I will be moving the entries in /etc/fstab to /etc/fstab.jester, which will look like this:
/usr/local/jails/basejail /usr/local/jails/jester.unixathome.org/basejail nullfs ro 0 0 # for my dev jail in a jail /usr/local/jails/jester.unixathome.org/usr/local/FreshPorts/PORTS-SVN /usr/local/jails/jester.unixathome.org/usr/local/FreshPorts/ports-jail/usr/ports nullfs ro,nosuid,noexec 0 0 /usr/local/jails/basejail/usr/share/mk /usr/local/jails/jester.unixathome.org/usr/local/FreshPorts/ports-jail/usr/share/mk nullfs ro,nosuid,noexec 0 0 /usr/local/jails/basejail/usr/sbin /usr/local/jails/jester.unixathome.org/usr/local/FreshPorts/ports-jail/usr/sbin nullfs ro,nosuid 0 0 /usr/local/jails/basejail/usr/bin /usr/local/jails/jester.unixathome.org/usr/local/FreshPorts/ports-jail/usr/bin nullfs ro,nosuid 0 0 /usr/local/jails/basejail/usr/libexec //usr/local/jails/jester.unixathome.org/usr/local/FreshPorts/ports-jail/usr/libexec nullfs ro,nosuid 0 0 /usr/local/jails/basejail/libexec /usr/local/jails/jester.unixathome.org/usr/local/FreshPorts/ports-jail/libexec nullfs ro,nosuid 0 0 /usr/local/jails/basejail/usr/lib /usr/local/jails/jester.unixathome.org/usr/local/FreshPorts/ports-jail/usr/lib nullfs ro,nosuid 0 0 /usr/local/jails/basejail/sbin /usr/local/jails/jester.unixathome.org/usr/local/FreshPorts/ports-jail/sbin nullfs ro,nosuid 0 0 /usr/local/jails/basejail/lib /usr/local/jails/jester.unixathome.org/usr/local/FreshPorts/ports-jail/lib nullfs ro,nosuid 0 0 /usr/local/jails/basejail/bin /usr/local/jails/jester.unixathome.org/usr/local/FreshPorts/ports-jail/bin nullfs ro,nosuid 0 0 none /usr/local/jails/jester.unixathome.org/usr/local/FreshPorts/ports-jail/dev devfs rw 0 0
This works perfectly for my needs.
ADDENDA: 2014 Aug 23
When I ran a recent ezjail-admin config, my chroot stopped working.
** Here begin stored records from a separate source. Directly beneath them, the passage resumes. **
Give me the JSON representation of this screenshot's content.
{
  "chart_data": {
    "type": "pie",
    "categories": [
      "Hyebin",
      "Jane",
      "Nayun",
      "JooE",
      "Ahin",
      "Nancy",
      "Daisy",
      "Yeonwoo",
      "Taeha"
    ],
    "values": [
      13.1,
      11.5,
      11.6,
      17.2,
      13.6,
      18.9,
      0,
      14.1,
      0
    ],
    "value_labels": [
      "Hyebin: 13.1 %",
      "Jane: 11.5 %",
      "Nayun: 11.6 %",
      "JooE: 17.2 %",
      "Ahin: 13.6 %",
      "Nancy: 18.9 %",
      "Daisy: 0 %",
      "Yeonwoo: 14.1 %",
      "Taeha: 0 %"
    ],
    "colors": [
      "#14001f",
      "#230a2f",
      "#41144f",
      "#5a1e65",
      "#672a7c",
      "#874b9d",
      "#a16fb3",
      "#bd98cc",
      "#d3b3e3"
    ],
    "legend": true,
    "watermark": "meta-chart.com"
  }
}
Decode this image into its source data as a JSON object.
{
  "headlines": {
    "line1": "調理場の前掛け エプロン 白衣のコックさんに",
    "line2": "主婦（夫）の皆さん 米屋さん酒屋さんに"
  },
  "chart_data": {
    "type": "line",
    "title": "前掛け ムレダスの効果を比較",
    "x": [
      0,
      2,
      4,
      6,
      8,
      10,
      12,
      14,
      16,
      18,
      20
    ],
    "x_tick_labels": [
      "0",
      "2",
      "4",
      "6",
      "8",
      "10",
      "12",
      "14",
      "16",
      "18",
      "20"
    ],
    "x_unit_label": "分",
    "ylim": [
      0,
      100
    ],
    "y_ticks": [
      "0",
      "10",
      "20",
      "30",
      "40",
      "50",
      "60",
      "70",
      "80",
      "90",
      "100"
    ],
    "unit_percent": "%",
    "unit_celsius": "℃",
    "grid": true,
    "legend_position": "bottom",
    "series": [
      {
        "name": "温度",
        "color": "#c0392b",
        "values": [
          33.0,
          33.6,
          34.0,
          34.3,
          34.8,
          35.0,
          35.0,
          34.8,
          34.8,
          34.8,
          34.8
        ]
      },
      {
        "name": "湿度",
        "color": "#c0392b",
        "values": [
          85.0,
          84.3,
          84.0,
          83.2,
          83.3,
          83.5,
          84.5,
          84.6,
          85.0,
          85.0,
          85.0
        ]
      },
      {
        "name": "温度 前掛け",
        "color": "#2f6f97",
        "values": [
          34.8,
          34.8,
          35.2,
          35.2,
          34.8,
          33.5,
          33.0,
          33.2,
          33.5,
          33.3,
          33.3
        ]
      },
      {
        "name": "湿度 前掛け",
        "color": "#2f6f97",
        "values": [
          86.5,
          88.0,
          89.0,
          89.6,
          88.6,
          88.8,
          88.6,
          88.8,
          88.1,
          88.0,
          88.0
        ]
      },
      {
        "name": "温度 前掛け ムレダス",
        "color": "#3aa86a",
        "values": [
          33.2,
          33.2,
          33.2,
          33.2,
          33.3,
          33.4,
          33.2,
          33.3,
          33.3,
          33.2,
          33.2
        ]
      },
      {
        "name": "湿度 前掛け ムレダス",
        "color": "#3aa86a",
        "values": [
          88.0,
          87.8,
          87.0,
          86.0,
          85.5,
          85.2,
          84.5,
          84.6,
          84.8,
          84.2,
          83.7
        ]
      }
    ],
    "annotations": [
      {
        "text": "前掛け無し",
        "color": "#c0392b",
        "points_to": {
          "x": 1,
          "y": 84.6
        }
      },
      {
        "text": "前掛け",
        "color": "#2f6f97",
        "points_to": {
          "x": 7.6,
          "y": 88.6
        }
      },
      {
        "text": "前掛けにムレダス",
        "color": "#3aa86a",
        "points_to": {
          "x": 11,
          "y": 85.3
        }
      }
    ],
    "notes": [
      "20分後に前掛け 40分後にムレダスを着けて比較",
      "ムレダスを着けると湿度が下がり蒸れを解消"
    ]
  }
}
I started seeing errors like this:
This command (FreshPorts code 1): /usr/local/bin/sudo /usr/sbin/chroot -u dan /usr/local/FreshPorts/ports-jail /make-port.sh /usr/local/PORTS-head biology/consed 2>/tmp/FreshPorts.biology.consed.make-error.2014.8.23.18.41.36.74756 produced this error: Error message is: chroot: /make-port.sh: No such file or directory
I tried a chroot into the jail:
$ /usr/local/bin/sudo /usr/sbin/chroot -u dan /usr/local/FreshPorts/ports-jail Password: chroot: /bin/sh: No such file or directory
Oh. I looked up this blog post. I had already looked at /etc/fstab.jester and noticed it had just one line, as created by ezjail-admin.
My next step, restore that file from backup (as done by Bacula). Then I adjusted the paths to reflect the new locations and restarted the jail. All fixed.